Ruling keeps DAPL oil flowing for the time being broader federal environmental review still required
Source: S&P Global Platts, August 5, 2020
Houston — A US federal appeals court halted on Aug. 5 the pending shutdown of the Dakota Access Pipeline slated for the same date, but the court is still requiring an environmental review to move forward that would determine if the 570,000 b/d crude pipeline can remain open longer term.
However, the court would not take a broader step and reissue the water permit for the pipeline that was yanked by the district court, necessitating a broader environmental review by the US Army Corps of Engineers that could draw out into 2021.
Energy Transfer General Counsel Tom Mason called the court order “good news,” despite the decision to withhold the key water permit.
“We believe our arguments are strong, and we’re confident the pipeline will continue to operate,” Mason said in an earnings call shortly after the ruling.

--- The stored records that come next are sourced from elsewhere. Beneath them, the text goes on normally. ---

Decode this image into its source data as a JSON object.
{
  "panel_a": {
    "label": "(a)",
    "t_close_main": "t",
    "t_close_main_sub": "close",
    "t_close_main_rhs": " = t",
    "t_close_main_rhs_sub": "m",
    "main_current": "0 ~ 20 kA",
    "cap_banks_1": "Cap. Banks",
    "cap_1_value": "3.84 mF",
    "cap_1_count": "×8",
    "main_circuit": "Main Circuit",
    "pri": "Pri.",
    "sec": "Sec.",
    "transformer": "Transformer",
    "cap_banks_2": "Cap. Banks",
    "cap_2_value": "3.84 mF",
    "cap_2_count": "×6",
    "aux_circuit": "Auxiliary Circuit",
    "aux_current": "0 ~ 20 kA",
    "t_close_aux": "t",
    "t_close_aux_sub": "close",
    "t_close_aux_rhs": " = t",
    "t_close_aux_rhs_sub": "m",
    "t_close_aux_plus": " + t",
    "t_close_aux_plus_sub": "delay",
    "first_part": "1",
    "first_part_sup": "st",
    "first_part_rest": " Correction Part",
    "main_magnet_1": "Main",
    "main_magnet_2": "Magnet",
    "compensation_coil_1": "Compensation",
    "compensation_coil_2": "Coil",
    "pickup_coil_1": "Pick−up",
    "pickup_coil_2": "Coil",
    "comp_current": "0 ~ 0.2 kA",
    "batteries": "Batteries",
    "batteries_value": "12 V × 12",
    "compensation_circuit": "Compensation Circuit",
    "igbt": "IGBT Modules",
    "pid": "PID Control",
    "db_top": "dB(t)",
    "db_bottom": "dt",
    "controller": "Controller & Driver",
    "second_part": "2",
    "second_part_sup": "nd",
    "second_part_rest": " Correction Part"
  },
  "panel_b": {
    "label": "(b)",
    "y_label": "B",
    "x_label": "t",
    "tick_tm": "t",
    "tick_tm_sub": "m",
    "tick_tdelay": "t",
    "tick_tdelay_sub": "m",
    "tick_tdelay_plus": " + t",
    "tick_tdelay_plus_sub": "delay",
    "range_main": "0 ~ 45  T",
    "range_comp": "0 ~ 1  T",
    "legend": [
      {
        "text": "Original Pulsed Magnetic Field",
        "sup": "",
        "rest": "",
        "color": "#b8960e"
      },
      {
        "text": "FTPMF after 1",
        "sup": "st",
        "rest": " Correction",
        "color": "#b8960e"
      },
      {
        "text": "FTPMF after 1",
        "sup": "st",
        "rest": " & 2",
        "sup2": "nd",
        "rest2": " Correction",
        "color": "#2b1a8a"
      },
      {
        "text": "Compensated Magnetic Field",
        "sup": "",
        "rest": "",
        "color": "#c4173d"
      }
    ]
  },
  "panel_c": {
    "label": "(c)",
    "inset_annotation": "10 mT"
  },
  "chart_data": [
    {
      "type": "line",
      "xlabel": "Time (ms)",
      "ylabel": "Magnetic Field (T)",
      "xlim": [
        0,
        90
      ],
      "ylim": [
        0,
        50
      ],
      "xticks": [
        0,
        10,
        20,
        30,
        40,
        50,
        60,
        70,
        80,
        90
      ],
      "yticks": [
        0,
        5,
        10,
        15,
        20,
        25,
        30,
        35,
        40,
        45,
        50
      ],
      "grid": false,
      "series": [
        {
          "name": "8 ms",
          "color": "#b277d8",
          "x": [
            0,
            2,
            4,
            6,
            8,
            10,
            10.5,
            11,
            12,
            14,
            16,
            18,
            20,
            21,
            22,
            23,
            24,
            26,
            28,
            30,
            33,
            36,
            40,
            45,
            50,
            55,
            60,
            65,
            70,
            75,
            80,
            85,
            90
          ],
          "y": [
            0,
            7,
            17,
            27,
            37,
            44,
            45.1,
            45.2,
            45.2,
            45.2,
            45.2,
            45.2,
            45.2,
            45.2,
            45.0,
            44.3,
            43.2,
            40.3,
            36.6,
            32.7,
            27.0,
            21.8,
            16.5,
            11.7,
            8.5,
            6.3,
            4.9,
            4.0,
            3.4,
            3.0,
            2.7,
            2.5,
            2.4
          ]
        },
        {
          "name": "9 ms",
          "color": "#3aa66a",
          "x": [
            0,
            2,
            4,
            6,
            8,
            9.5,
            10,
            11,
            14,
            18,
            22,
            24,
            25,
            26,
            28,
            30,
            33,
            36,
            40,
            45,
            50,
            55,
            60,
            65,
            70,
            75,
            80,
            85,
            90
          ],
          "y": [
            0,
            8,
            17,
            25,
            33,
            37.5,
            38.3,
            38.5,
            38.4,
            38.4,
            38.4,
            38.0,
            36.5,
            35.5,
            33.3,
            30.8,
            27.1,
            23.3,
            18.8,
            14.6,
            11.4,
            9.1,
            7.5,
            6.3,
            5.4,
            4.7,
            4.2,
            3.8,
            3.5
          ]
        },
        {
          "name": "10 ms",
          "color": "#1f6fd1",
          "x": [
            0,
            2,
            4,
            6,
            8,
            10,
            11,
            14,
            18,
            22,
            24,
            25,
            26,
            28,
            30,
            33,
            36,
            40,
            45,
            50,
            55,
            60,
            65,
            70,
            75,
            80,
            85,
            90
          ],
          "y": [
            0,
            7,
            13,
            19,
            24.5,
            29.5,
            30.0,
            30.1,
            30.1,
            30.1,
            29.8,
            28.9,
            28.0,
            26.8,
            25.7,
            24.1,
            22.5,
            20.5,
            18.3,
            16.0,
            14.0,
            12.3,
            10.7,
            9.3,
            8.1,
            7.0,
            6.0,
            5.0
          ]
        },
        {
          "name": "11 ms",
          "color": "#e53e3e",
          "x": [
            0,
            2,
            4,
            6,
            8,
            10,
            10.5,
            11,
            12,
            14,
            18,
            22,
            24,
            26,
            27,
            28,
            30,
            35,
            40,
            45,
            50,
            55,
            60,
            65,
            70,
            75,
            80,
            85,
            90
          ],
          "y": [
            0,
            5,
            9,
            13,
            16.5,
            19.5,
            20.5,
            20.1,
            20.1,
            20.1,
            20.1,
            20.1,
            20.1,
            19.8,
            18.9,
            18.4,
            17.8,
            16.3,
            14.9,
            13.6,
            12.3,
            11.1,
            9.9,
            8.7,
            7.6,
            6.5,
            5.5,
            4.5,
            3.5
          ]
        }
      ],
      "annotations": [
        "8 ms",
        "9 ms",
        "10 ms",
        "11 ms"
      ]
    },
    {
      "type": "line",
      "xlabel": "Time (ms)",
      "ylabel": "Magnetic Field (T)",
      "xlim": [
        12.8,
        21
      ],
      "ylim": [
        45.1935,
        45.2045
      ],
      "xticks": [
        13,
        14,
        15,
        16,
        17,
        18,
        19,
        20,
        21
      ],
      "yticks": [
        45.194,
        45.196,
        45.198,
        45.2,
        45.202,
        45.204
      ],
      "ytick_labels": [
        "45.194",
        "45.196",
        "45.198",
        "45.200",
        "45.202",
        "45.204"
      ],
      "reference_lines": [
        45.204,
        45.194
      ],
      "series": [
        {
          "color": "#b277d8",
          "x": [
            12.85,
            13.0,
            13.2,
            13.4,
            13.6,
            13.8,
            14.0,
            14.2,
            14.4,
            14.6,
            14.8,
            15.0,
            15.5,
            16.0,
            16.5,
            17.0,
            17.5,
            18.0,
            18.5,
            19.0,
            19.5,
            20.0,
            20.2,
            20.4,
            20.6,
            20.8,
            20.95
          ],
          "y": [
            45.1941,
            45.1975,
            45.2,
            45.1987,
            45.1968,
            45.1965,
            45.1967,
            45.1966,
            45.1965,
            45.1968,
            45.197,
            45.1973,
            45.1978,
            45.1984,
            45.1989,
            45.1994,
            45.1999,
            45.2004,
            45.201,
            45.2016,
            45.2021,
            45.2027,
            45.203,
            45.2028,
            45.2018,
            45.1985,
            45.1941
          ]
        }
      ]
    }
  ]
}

The appeals court said the Corps of Engineers must inform Boasberg if it will let the pipeline remain open while it conducts the court-ordered environmental review, and legal and energy analysts said it’s very likely the Corps of Engineers will keep DAPL flowing. But, critically, Judge Boasberg also could again order a shutdown if he uses a more stringent, four-part injunction test in his reasoning, which could go back to the appeals court for consideration.
In the meantime, the appeals court will consider further arguments on whether the Corps of Engineers must be required to conduct the broader review and issue an Environmental Impact Statement, called EIS. An expedited court process will require arguments and responses due to the court by the end of September and a court hearing will be scheduled shortly thereafter.
“We’re still confident we’ll win in the appeals process and the EIS won’t be required,” Mason added.
The ruling comes at a time when regulatory and legal fights over pipelines are fiercer than ever with more hurdles to jump over to build long-haul pipeline systems. The pipeline came online in 2017 after a series of protests and arrests over the pipeline led by the lead litigants, the Standing Rock Sioux Tribe.
When asked how the EIS could be impacted if the presumptive Democratic nominee Joe Biden becomes president next year, Mason said, “It’s really hard to speculate on that.”
Despite parts of the Aug. 5 court ruling going both for and against Dakota Access, analysts still consider it a big win for Energy Transfer.
“Even with the residual uncertainty, it’s far better for DAPL and Energy Transfer to remain operating while in legal limbo than to have executed the draconian shutdown order from Judge Boasberg,” said East Daley Capital midstream analyst Ethan Bellamy.
James Coleman, an energy law professor at Southern Methodist University, said there are still a lot of question marks concerning whether Boasberg intervenes again or what could happen with an environmental review dragging well into 2021, and potentially under a Democratic White House.
“The headline here is great for the company because they want to make sure there’s not an immediate shutdown. But I’m sure they’re still very concerned,” Coleman said. “This is a pipeline that was approved back in the Obama administration, and we’re still talking about whether it will be allowed to stay open.”
Even with the legal battle and depressed crude demand during the coronavirus pandemic, Energy Transfer is still planning to expand the Dakota Access Pipeline.
The plan is to hike pipeline capacity to about 750,000 b/d with the ability to further expand capacity to more than 1 million b/d if and when demand grows. Energy Transfer CFO Tom Long said Aug. 5 the project is on track to be completed in the third quarter of 2021. The project is more cost efficient because it only involves building new pumping stations and does not require additional pipeline construction.
Still, Energy Transfer said it will further reduce its capital spending budgets this year and for the next few years.
The 2020 capital budget was cut another $200 million down to $3.4 billion. The original budget was $4 billion. And, after planning to spend at least $2 billion in 2021 and beyond, Energy Transfer lowered its 2021 capital budget to $1.3 billion and its 2022 and 2023 budgets to mid-point ranges of just $600 million.
Long said new projects will need to pass very stringent tests to gain approval.
“We went through a very aggressive growth spurt and it’s been painful because it has cost more than we thought and taken longer than we thought,” Long said on the call.
Energy Transfer reported an $855 million net income loss in the second quarter that was primarily driven by a series of impairment charges totaling $1.33 billion. Those included a $619 million write down on its USA Compression Partners business, $483 million on its Arklatex (Arkansas, Louisiana and East Texas) and South Texas operations, and $183 million related to its Lake Charles LNG operations.
While Energy Transfer remains optimistic on growing global oil demand, Long said the industry is still facing a lot of “demand destruction” and that the recovery is unfolding more slowly than previously expected.